Тирета был прав. Получше узнав его натуру, я понял, что он не создан для того, чтобы пробавляться бесчестным ремеслом.

На другой день ближе к полудню отправился я пешком к г-же XXX и застал ее в обществе племянницы. Через четверть часа, велев девушке оставить нас одних, она повела речь так:

— Вы, конечно, удивитесь, сударь, услыхав, что я вам скажу. Я решилась обратиться к вам с неслыханной жалобой; у меня нет времени на размышления, ибо случай вопиющий и не терпит отлагательства. Дабы решиться, мне достаточно было утвердиться во мнении, что я составила о вас при первом знакомстве. Я почитаю вас за человека умного, осмотрительного, честного и добронравного, а главное, исполненного истинной веры; если я ошибаюсь, то быть беде, ибо я чувствую себя обесчещенной и найду способ отомстить; а вам, его другу, выйдет от того досада.

— Уж не на Тирету ли вы жалуетесь?

— На него самого. Мерзавец этот нанес мне беспримерное оскорбление.

— Никогда бы не подумал, что он на такое способен. Какого же рода оскорбление это, сударыня? Доверьтесь мне.

— Сударь, этого я вам сказать не могу, но, надеюсь, вы догадаетесь сами. Вчера во время казни треклятого Дамьена он два часа кряду злоупотреблял странным образом тем, что находился позади меня.

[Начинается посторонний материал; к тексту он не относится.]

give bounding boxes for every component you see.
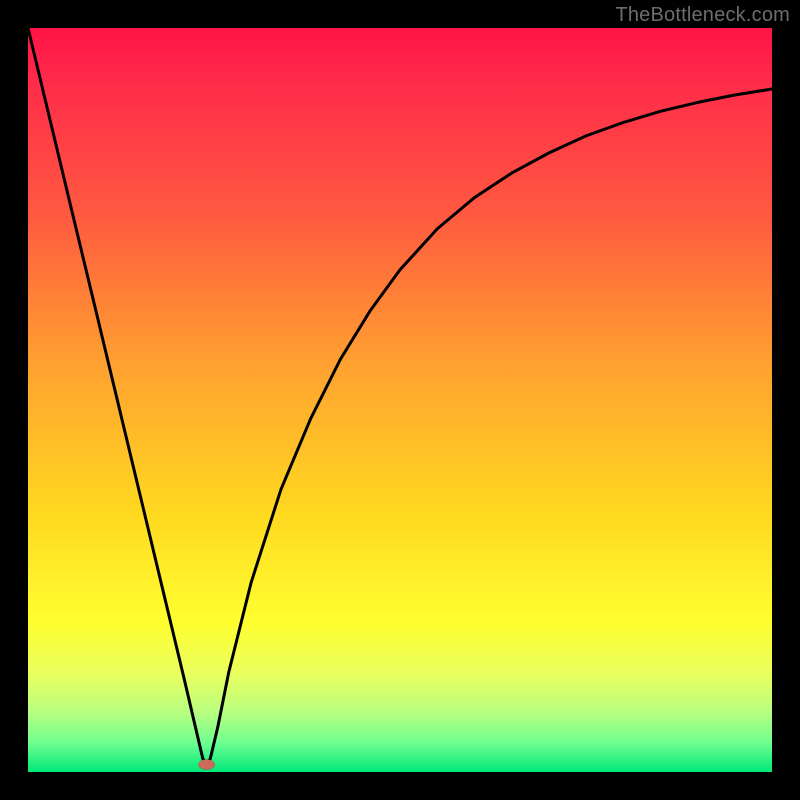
- curve-line: [28, 28, 772, 765]
- chart-frame: TheBottleneck.com: [0, 0, 800, 800]
- plot-area: [28, 28, 772, 772]
- watermark-text: TheBottleneck.com: [615, 4, 790, 27]
- plot-svg: [28, 28, 772, 772]
- min-marker: [198, 759, 214, 769]
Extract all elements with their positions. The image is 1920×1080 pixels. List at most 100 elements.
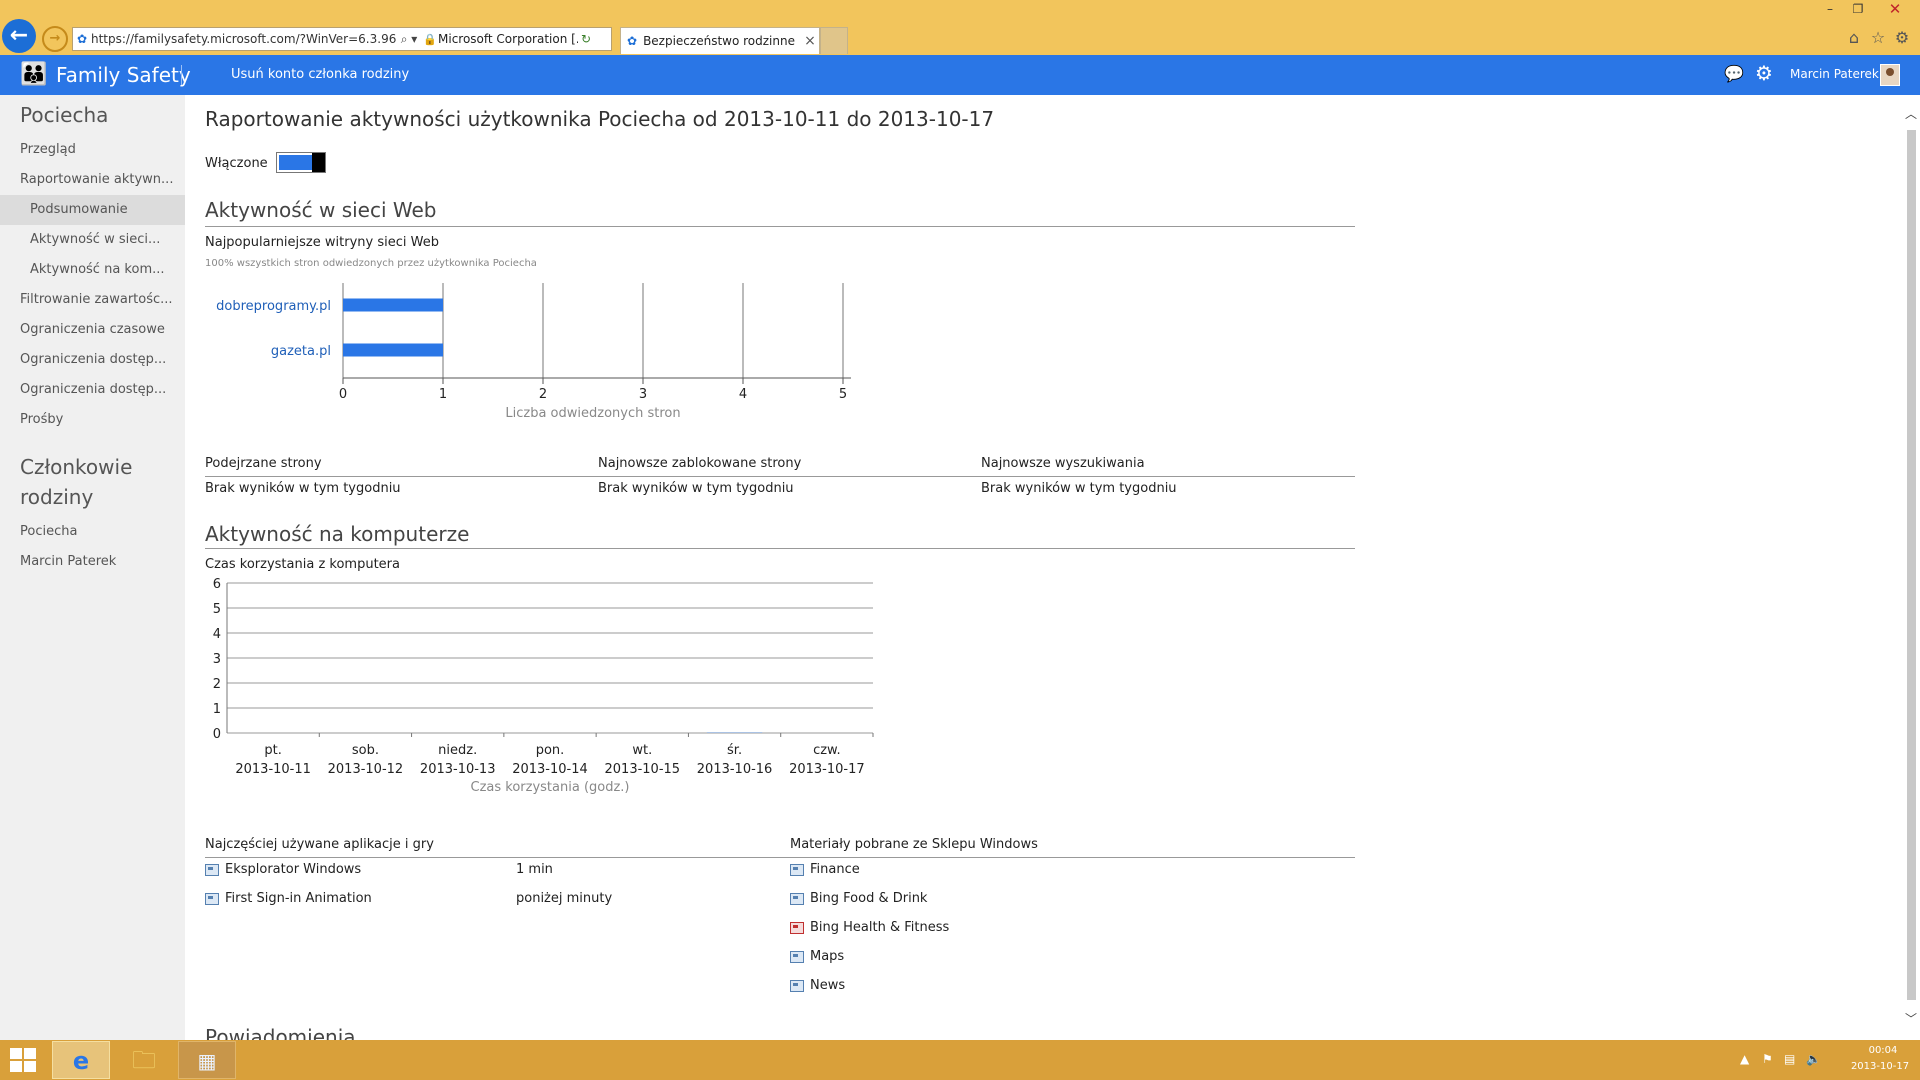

— Я все понял, ни слова более. Вы правы, он виноват, он обманул вас; но, позвольте вам заметить, случай сей не так уж беспримерен и редок; полагаю, он заслуживает прощения: им овладела страсть, положение необычное, дьявол-искуситель столь близок, а грешник так молод. Преступление сие можно загладить многими способами, при полном согласии сторон. Тирета холост, принадлежит к знатному дворянскому роду, и брак с ним вполне возможен; если же замужество противно вашему образу мыслей, он может искупить вину свою преданной дружбой, добиться снисхождения, на деле доказав свое раскаяние. Подумайте, сударыня, ведь он человек, и ничто человеческое ему не чуждо. Ваши прелести заставили его потерять голову. Полагаю, он может надеяться заслужить прощение.

— Прощение? Слова ваши продиктованы христианским смирением и мудростью, но рассуждение основано на ложной посылке. Вы не знаете главного. Но увы! Как можно об этом догадаться?

Г-жа XXX уронила слезу, и я в тревоге не знал, что и думать. Может, он вытащил у нее кошелек? — спрашивал я себя. Утирая слезы, она продолжала:

— Вы измыслили проступок, коему, признаюсь, возможно, хоть и с трудом, отыскать оправдания, найти способ загладить вину; но этот грубиян обесчестил меня столь мерзко, что мне страшно и вспоминать о том, дабы не сойти с ума.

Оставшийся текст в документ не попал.